Here I am, tracing the ring road, as ridiculous as any greyhound. I’ll turn off for work next time around.

§

I loved the dogs but I was frustrated by an inability to grasp the essential nature of the event, which Greg clearly got without having to try. It took me a while to even catch on that it was not about the dogs, the sport, the racing. It wasn’t social, it wasn’t the men or the beer. “OK,” I told Greg, “it’s about the money. I can see that.” But I still couldn’t. It was right in front of my eyes. I tried to work it out, to find the logic at the heart of it. The punters didn’t care about the dogs, and neither did the bookies. They never even looked at the dogs until a race started. No one had superior knowledge of form, fitness, potential. The dogs were living dice thrown on to the track, their placings from race to race, week to week, almost entirely arbitrary.
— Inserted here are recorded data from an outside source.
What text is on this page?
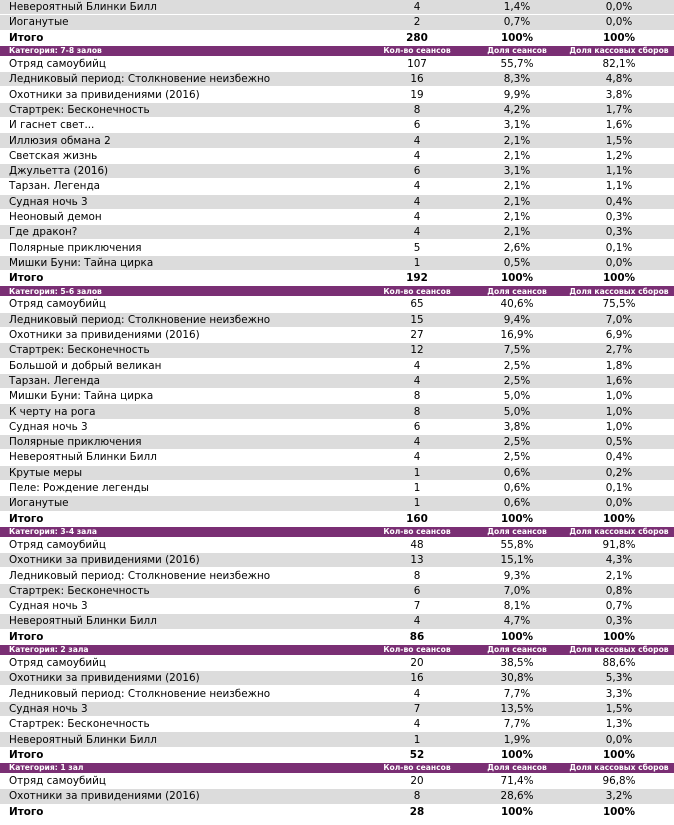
Невероятный Блинки Билл	4	1,4%	0,0%
Йоганутые	2	0,7%	0,0%
Итого	280	100%	100%
Категория: 7-8 залов	Кол-во сеансов	Доля сеансов	Доля кассовых сборов
Отряд самоубийц	107	55,7%	82,1%
Ледниковый период: Столкновение неизбежно	16	8,3%	4,8%
Охотники за привидениями (2016)	19	9,9%	3,8%
Стартрек: Бесконечность	8	4,2%	1,7%
И гаснет свет...	6	3,1%	1,6%
Иллюзия обмана 2	4	2,1%	1,5%
Светская жизнь	4	2,1%	1,2%
Джульетта (2016)	6	3,1%	1,1%
Тарзан. Легенда	4	2,1%	1,1%
Судная ночь 3	4	2,1%	0,4%
Неоновый демон	4	2,1%	0,3%
Где дракон?	4	2,1%	0,3%
Полярные приключения	5	2,6%	0,1%
Мишки Буни: Тайна цирка	1	0,5%	0,0%
Итого	192	100%	100%
Категория: 5-6 залов	Кол-во сеансов	Доля сеансов	Доля кассовых сборов
Отряд самоубийц	65	40,6%	75,5%
Ледниковый период: Столкновение неизбежно	15	9,4%	7,0%
Охотники за привидениями (2016)	27	16,9%	6,9%
Стартрек: Бесконечность	12	7,5%	2,7%
Большой и добрый великан	4	2,5%	1,8%
Тарзан. Легенда	4	2,5%	1,6%
Мишки Буни: Тайна цирка	8	5,0%	1,0%
К черту на рога	8	5,0%	1,0%
Судная ночь 3	6	3,8%	1,0%
Полярные приключения	4	2,5%	0,5%
Невероятный Блинки Билл	4	2,5%	0,4%
Крутые меры	1	0,6%	0,2%
Пеле: Рождение легенды	1	0,6%	0,1%
Йоганутые	1	0,6%	0,0%
Итого	160	100%	100%
Категория: 3-4 зала	Кол-во сеансов	Доля сеансов	Доля кассовых сборов
Отряд самоубийц	48	55,8%	91,8%
Охотники за привидениями (2016)	13	15,1%	4,3%
Ледниковый период: Столкновение неизбежно	8	9,3%	2,1%
Стартрек: Бесконечность	6	7,0%	0,8%
Судная ночь 3	7	8,1%	0,7%
Невероятный Блинки Билл	4	4,7%	0,3%
Итого	86	100%	100%
Категория: 2 зала	Кол-во сеансов	Доля сеансов	Доля кассовых сборов
Отряд самоубийц	20	38,5%	88,6%
Охотники за привидениями (2016)	16	30,8%	5,3%
Ледниковый период: Столкновение неизбежно	4	7,7%	3,3%
Судная ночь 3	7	13,5%	1,5%
Стартрек: Бесконечность	4	7,7%	1,3%
Невероятный Блинки Билл	1	1,9%	0,0%
Итого	52	100%	100%
Категория: 1 зал	Кол-во сеансов	Доля сеансов	Доля кассовых сборов
Отряд самоубийц	20	71,4%	96,8%
Охотники за привидениями (2016)	8	28,6%	3,2%
Итого	28	100%	100%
“It’s about the odds,” Greg explained to me when finally I asked him. “Men put their money on the odds.”

Far from solving a riddle, Greg’s lucid explanation only moved it further away, because the logic of the game is one men either feel in their guts or miss altogether. “That means they’ve got no control,” I complained. I was nine or ten then, thirsting for clarity.

“I know,” Greg smiled. “Gambling, John. It’s great, isn’t it?”

No, Greg wasn’t stupid, not at all. He was a dab hand with a slide rule and he memorised half of his log tables. He did well at school, passed exams in almost every subject, but he left at sixteen to enter the family firm. For Greg, school books and other ones were entirely utilitarian objects, their value measurable by the information they stored, their status as collectible items or, yes, he would accept, the pleasure they gave. “Or insight, or understanding, or wisdom, John,” Greg would concede. “Sure.” It was just that whatever qualities you said books possessed had to be at least theoretically measurable to make any sense. Greg still sees things this way. If you tell him Lily took you to see the new film showing at the Paradise he’ll say, “Was it good? What do you give it, John? Marks out of ten?”